Tuesday, April 17, 2012

Bahrain Formula 1 Foto Round-Up

Certainly visitors here require no further discussion of the controversy surrounding the upcoming Bahrain Grand Prix on April 22. Given the length and breadth of the continuing discussion, I imagine most of what can be said has been said. (It was perhaps best said in this op-ed.) And, if some element still has been left out at this point, there's a good chance it's covered in Amnesty International's new 58-page report (summary here) on Bahrain's (non-)implementation of post-BICI "reforms," whose authors note,
"With the world's eyes on Bahrain as it prepares to host the Grand Prix, no-one should be under any illusions that the country's human rights crisis is over."
In lieu of rehashing the same points, then, I offer instead the following round-up of all of the Formula 1 images I have accumulated (including some from last year)--from pro-government and opposition forums, Twitter, etc.--along with grades. Because you gotta have grades.

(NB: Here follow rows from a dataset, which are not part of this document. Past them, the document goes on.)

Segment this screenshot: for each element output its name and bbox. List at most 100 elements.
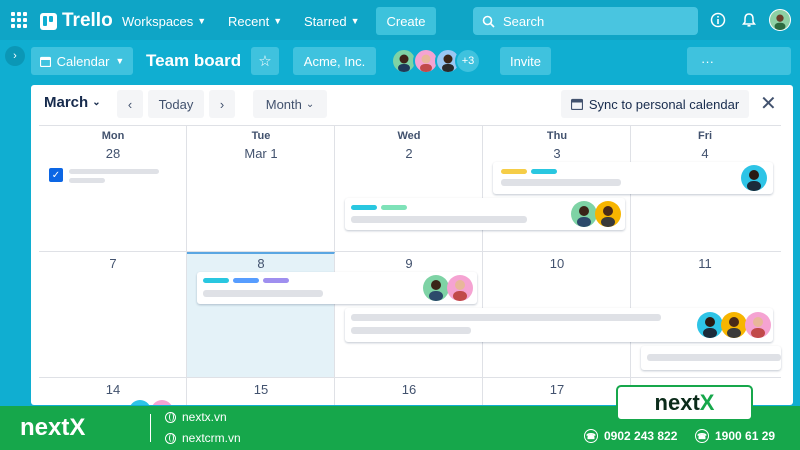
view-mode-selector[interactable]: Month ⌄ <box>253 90 327 118</box>
recent-label: Recent <box>228 13 270 29</box>
day-number: 4 <box>701 146 709 161</box>
day-number: 7 <box>109 256 117 271</box>
day-number: 11 <box>698 256 712 271</box>
footer-site-text: nextx.vn <box>182 410 227 424</box>
more-members-badge[interactable]: +3 <box>455 48 481 74</box>
calendar-day[interactable]: 15 <box>187 378 335 405</box>
nextx-badge-x: X <box>699 390 715 415</box>
card-title-placeholder <box>501 179 621 186</box>
board-menu-button[interactable]: ··· <box>687 47 791 75</box>
hotline-icon: ☎ <box>695 429 709 443</box>
bell-icon[interactable] <box>740 11 758 29</box>
top-navigation: Trello Workspaces ▼ Recent ▼ Starred ▼ C… <box>0 0 800 40</box>
day-number: 8 <box>257 256 265 271</box>
weekday-label: Tue <box>251 130 271 142</box>
create-button[interactable]: Create <box>376 7 436 35</box>
calendar-toolbar: March ⌄ ‹ Today › Month ⌄ Sync to person… <box>31 85 793 125</box>
footer-phone[interactable]: ☎ 1900 61 29 <box>695 429 775 443</box>
phone-icon: ☎ <box>584 429 598 443</box>
recent-menu[interactable]: Recent ▼ <box>228 8 282 34</box>
chevron-down-icon: ⌄ <box>305 98 315 110</box>
user-avatar[interactable] <box>769 9 791 31</box>
card-label-cyan <box>351 205 377 210</box>
weekday-label: Fri <box>697 130 713 142</box>
day-number: 10 <box>549 256 565 271</box>
starred-menu[interactable]: Starred ▼ <box>304 8 360 34</box>
checkbox-checked-icon[interactable]: ✓ <box>49 168 63 182</box>
card-label-green <box>381 205 407 210</box>
board-members[interactable]: +3 <box>391 48 489 74</box>
footer-site-text: nextcrm.vn <box>182 431 241 445</box>
card-title-placeholder <box>351 216 527 223</box>
previous-month-button[interactable]: ‹ <box>117 90 143 118</box>
expand-sidebar-icon[interactable]: › <box>5 46 25 66</box>
calendar-day[interactable]: Tue Mar 1 <box>187 126 335 252</box>
search-input[interactable]: Search <box>473 7 698 35</box>
calendar-card[interactable] <box>345 308 773 342</box>
sync-label: Sync to personal calendar <box>588 96 740 112</box>
calendar-panel: March ⌄ ‹ Today › Month ⌄ Sync to person… <box>31 85 793 405</box>
close-icon[interactable]: ✕ <box>760 91 777 116</box>
card-label-cyan <box>531 169 557 174</box>
calendar-card[interactable] <box>493 162 773 194</box>
day-number: 9 <box>405 256 413 271</box>
card-member-avatar <box>721 312 747 338</box>
calendar-card[interactable] <box>197 272 477 304</box>
footer-phone[interactable]: ☎ 0902 243 822 <box>584 429 677 443</box>
chevron-down-icon: ▼ <box>273 16 283 26</box>
day-number: 17 <box>549 382 565 397</box>
weekday-label: Thu <box>546 130 568 142</box>
next-month-button[interactable]: › <box>209 90 235 118</box>
star-icon: ☆ <box>258 53 272 70</box>
card-member-avatar <box>697 312 723 338</box>
card-title-placeholder <box>69 169 159 174</box>
calendar-day[interactable]: 17 <box>483 378 631 405</box>
card-label-purple <box>263 278 289 283</box>
card-title-placeholder <box>351 314 661 321</box>
workspaces-label: Workspaces <box>122 13 194 29</box>
info-icon[interactable] <box>709 11 727 29</box>
app-switcher-icon[interactable] <box>11 12 27 28</box>
chevron-down-icon: ▼ <box>115 56 125 66</box>
invite-button[interactable]: Invite <box>500 47 551 75</box>
board-title[interactable]: Team board <box>146 51 241 71</box>
card-label-cyan <box>203 278 229 283</box>
trello-logo[interactable]: Trello <box>40 10 113 32</box>
card-title-placeholder <box>203 290 323 297</box>
card-title-placeholder <box>351 327 471 334</box>
workspaces-menu[interactable]: Workspaces ▼ <box>122 8 206 34</box>
view-switcher-button[interactable]: Calendar ▼ <box>31 47 133 75</box>
calendar-card[interactable] <box>641 346 781 370</box>
footer-brand: nextX <box>20 414 86 441</box>
footer-site-link[interactable]: nextx.vn <box>165 410 227 424</box>
workspace-button[interactable]: Acme, Inc. <box>293 47 376 75</box>
footer-site-link[interactable]: nextcrm.vn <box>165 431 241 445</box>
day-number: 3 <box>553 146 561 161</box>
chevron-right-icon: › <box>219 96 225 112</box>
search-placeholder: Search <box>503 13 545 29</box>
calendar-day-today[interactable]: 8 <box>187 252 335 378</box>
weekday-label: Mon <box>101 130 125 142</box>
calendar-day[interactable]: 16 <box>335 378 483 405</box>
day-number: 28 <box>105 146 121 161</box>
day-number: 16 <box>401 382 417 397</box>
calendar-day[interactable]: 7 <box>39 252 187 378</box>
card-member-avatar <box>571 201 597 227</box>
star-board-button[interactable]: ☆ <box>251 47 279 75</box>
sync-calendar-button[interactable]: Sync to personal calendar <box>561 90 749 118</box>
nextx-badge-text: next <box>654 390 700 415</box>
globe-icon <box>165 411 176 423</box>
calendar-icon <box>39 56 51 67</box>
nextx-badge: next X <box>616 385 753 421</box>
calendar-card[interactable]: ✓ <box>45 164 179 190</box>
card-title-placeholder <box>647 354 781 361</box>
card-member-avatar <box>595 201 621 227</box>
starred-label: Starred <box>304 13 347 29</box>
card-member-avatar <box>741 165 767 191</box>
calendar-card[interactable] <box>345 198 625 230</box>
calendar-day[interactable]: Wed 2 <box>335 126 483 252</box>
today-button[interactable]: Today <box>148 90 204 118</box>
card-member-avatar <box>745 312 771 338</box>
month-selector[interactable]: March ⌄ <box>44 94 101 111</box>
view-switcher-label: Calendar <box>56 53 110 69</box>
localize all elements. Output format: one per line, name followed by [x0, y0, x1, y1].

Ok, here we have an oldie but a goodie. A concise message; incorporation of Saudi, American, and British flag elements; and King Hamad driving a Kalashnikov--all in all, that's pretty good.

B+


Another throwback. Here, though, we'll have to deduct points for Bernie's driving a Mercedes rather than some sort of Kalashnikov-F1 transformer. Also the blood is a little Mortal Kombatish.

B-


Woah! Way too much blood here--is that a protester or someone preforming tatbir?--and the message is too long and literal. It's like that PowerPoint presentation consisting of full paragraphs copied onto slides. You know what I'm talking about. Also the Photoshooping could use a bit of work.

C-


Ok, not a cartoon per se but deserving of inclusion here. Bonus points for the more subtle use of blood, the use of the Kalashnikov as the "F" in F1, and the use of the Bahraini flag in the F1 symbol. Also the degree of difficulty is high as it was all done in spray paint on a cement wall (in Barbar, I take it)--and, in all likelihood, while under the influence of tear gas. Too bad some government people probably snuck in that night to paint back over it.

A-


Now this is a masterpiece. Degree of difficulty is also high here as it cuts to the heart of the matter without the use of a slogan or blood. The bad Photoshopping is (I hope) purposely ironic, and the grayscale palette gives it a nostalgic feel, harking back to the days when Khalifa bin Salman was personally running over protesters in his Ford Model A.

A+


Also fine, but after the previous cartoon it's hard to rate it too highly.

B+


Alright, this is another one that's not a cartoon per se, but an announcement for an anti-Formula 1 protest scheduled for tomorrow ("details forthcoming," it says). Still, the use of the opposition figure photos to form the body of the F1 car, and the February 14 coalition logo as the wheel--that's pretty good work. On the other hand, the alteration of the name "Formula One" to "Formula Blood" doesn't work so well in English. Let's see if al-Wifaq can respond to this direct challenge to its electronic protest flier authoritay.

B


Still another by Carlos Latuff. It covers all the bases, for sure, but again is rather literal.

B+


Here the cartoonist for The Independent is having a go at it. The car is too schizophrenic for me: is it an F1-tank or an F1-Titanic? But then King Hamad also seems to be wearing a Darth Vader mask. What's up with that? Confused all the way around.

B-


We close with the sole pro-government Formula 1 image I've come across. It gets an extra point for the use of untraditional materials, and a lot of points for the 'Isa Qasim "crush him!" reference. It's pretty grainy, though, and the horrible Photoshopping appears not to be ironic bad but plain old "I don't know what I'm doing" bad. Overall, I would have expected better from the pro-governments.

B+


Update: I debated whether to include this photo, which is only tangentially related to the Formula 1 and so doesn't exactly fit the theme. However, the sheer degree of difficulty involved in climbing atop the Bahraini Embassy in London--requiring indeed a Houzman-like ability to scale walls--deserves recognition here. (We'll set aside the claim of the Bahraini Foreign Ministry that these "terrorists" actually climbed from an adjacent building.)